𝟏𝟓

408 62 23
                                    

Jongho hızla yerinden kalkıp sonunda kadar korkuyla açılmış gözlerini Mingi'nin yerde yatan bedeni ve elindeki kanlı bıçakla öylece bekleyen Yunho arasında gezdirdi.

"S-SEN! TANRI AŞKINA SEN, ONU ÖLDÜRDÜN..!"

Son kelimeyi söylerken olabildiğince alçak bir sesle konuşmuştu Jongho.

Korkuyla odadaki herkese baktığında kendisinin aksine herkesin oldukça rahat hatta fazlasıyla normal olduğunu görmüştü. Ve bu işleri Jongho için daha korkutucu yapıyordu.

"Bebeğim,"

"YEOSANG ONLAR KATİL! SUSSUN DİYE MİNGİ'Yİ ÖLDÜRDÜLER?!"

Kahkahalar yükselmeye başladığında Jongho daha da afallıyordu. Korkuyla sevgilisine döndüğünde yüzünün rengi iki kat beyazlamıştı. Yeosang da gülümseyerek ona bakıyordu çünkü...

"Eğer ölümsüz olmasaydın şimdiye çoktan Ruhlar Tapınağındaydın...."

Jongho sessizliğini koruyarak açıklama istercesine meleğine bakıyordu.

"Tanrısı tarafından, kalbinin ortasından 3 saniyede..."

"...Bu sayede Cennette, Tanrısı için bir melek olarak doğabilir..."
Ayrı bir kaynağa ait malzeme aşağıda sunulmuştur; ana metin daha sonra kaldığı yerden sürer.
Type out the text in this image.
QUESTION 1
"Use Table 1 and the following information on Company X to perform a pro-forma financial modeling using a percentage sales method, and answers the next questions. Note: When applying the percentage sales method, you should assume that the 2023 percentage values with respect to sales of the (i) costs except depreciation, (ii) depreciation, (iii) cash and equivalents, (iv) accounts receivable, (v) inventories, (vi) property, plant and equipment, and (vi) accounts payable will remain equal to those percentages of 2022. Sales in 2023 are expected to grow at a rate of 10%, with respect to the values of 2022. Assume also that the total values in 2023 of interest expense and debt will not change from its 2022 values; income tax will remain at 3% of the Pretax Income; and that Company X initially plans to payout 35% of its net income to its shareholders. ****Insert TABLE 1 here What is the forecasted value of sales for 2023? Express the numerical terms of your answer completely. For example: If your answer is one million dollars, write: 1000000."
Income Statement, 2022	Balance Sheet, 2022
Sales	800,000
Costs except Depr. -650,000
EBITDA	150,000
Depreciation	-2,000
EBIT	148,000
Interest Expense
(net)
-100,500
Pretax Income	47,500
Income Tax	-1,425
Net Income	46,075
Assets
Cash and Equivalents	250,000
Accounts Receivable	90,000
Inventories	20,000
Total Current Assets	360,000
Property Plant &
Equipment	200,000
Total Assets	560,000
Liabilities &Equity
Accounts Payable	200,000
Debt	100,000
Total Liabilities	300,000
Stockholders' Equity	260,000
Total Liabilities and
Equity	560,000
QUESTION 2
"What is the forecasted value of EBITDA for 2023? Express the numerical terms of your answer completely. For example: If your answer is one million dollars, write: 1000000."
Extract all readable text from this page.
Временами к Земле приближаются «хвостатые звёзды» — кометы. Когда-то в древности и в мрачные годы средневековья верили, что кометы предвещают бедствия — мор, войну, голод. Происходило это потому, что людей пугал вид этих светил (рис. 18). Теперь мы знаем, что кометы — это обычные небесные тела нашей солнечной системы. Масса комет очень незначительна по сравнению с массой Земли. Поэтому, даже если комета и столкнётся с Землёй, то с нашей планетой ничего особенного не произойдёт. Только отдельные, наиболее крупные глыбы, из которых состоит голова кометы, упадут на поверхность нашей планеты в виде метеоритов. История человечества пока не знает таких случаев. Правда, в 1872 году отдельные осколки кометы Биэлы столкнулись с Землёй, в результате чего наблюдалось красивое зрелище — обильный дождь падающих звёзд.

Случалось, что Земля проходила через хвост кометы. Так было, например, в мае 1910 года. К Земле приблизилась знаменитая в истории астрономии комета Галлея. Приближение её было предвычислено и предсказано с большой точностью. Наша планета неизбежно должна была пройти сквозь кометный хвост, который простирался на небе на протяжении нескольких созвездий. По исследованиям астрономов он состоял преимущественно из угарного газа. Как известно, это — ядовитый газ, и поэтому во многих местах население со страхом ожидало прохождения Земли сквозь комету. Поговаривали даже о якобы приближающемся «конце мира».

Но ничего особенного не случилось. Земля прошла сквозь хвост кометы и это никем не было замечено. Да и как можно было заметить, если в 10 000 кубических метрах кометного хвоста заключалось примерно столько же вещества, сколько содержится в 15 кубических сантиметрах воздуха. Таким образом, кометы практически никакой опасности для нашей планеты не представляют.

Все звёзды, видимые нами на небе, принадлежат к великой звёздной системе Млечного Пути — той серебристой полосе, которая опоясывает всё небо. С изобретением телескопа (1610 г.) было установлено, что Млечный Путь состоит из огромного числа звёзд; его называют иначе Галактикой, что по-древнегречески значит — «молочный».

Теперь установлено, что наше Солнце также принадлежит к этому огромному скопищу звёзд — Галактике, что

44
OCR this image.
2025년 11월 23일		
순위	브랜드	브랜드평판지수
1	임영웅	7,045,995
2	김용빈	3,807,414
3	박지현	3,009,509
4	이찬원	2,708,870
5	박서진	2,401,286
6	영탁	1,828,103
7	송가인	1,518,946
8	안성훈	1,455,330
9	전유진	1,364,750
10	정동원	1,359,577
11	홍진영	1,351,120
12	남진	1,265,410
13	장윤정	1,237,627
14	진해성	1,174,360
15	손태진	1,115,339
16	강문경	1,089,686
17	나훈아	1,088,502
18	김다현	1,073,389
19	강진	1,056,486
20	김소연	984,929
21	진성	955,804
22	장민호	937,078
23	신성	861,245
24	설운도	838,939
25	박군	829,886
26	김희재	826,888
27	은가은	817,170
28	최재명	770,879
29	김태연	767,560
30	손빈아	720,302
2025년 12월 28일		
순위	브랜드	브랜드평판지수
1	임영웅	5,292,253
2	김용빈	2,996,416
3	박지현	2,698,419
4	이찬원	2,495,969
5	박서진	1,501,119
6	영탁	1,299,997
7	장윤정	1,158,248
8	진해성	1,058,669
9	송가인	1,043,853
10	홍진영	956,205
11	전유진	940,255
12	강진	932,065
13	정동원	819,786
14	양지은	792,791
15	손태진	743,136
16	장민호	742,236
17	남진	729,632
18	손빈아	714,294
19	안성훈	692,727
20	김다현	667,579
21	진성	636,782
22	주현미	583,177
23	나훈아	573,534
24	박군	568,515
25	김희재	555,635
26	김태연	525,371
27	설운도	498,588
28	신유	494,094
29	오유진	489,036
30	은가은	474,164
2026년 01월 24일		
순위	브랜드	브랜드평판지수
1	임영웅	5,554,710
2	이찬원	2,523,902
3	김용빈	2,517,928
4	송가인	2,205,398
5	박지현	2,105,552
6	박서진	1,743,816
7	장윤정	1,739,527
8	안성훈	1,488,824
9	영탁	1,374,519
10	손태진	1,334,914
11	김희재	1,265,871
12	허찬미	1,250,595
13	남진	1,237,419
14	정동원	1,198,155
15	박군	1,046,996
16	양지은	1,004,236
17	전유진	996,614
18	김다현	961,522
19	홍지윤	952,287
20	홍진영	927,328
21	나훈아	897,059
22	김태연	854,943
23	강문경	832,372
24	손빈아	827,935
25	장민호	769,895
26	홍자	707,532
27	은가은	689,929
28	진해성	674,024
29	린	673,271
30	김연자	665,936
"... VE BİZİMLE HAVANA'YA GELEBİLİR!"

Jongho'nun bakışları sırayla konuşan Seonghwa, San ve en son Wooyoung üzerinde durduğunda kaşları çatılmıştı.

Hongjoong içten bir gülümsemeyle elini Jongho'nun omzuna koydu.

"Buralarda fazla yenisin, Yeosang dikkat et de Havana'da sevgilini kapmasınlar"

Hongjoong son kelimeyi Yeosang'a gülerek söylemişti. Meleğin yüzünde sinirli bir ifade oluşurken sevgilisini hızlıca kendine çekip tatlı bir sinirle söylendi.

"Olmayacak öyle bir şey hadi gidelim artık"

Hepsi birbirine imalı gülüşler atarken Jongho zihninden fısıldadı meleğine.

'Kıskanınca bile aşırı güzelsin'

"Vay canına Cennet'in kapısı bile bu kadar güzelse, içini aklım almıyor"

Yeosang gülümseyerek miniğine baktı. Jongho hayranlıkla etrafı izliyordu, oysaki Yeosang için Cennetten bile güzel olan bir manzaraydı kızıl tanrısı.

"Yol boyunca kucağımdayken dikkatin sadece bendeydi, tekrar yola çıkmak için sabırsızlanıyorum"

Jongho kızararak başını eğdi.

"İlgim hep sende ki zaten, sadece gözüm kaydı"

Yeosang gülümseyerek bebeğinin elini tuttu ve yavaşça açılan kapıdan içeriye bu kez sevdiği çocukla beraber girdi.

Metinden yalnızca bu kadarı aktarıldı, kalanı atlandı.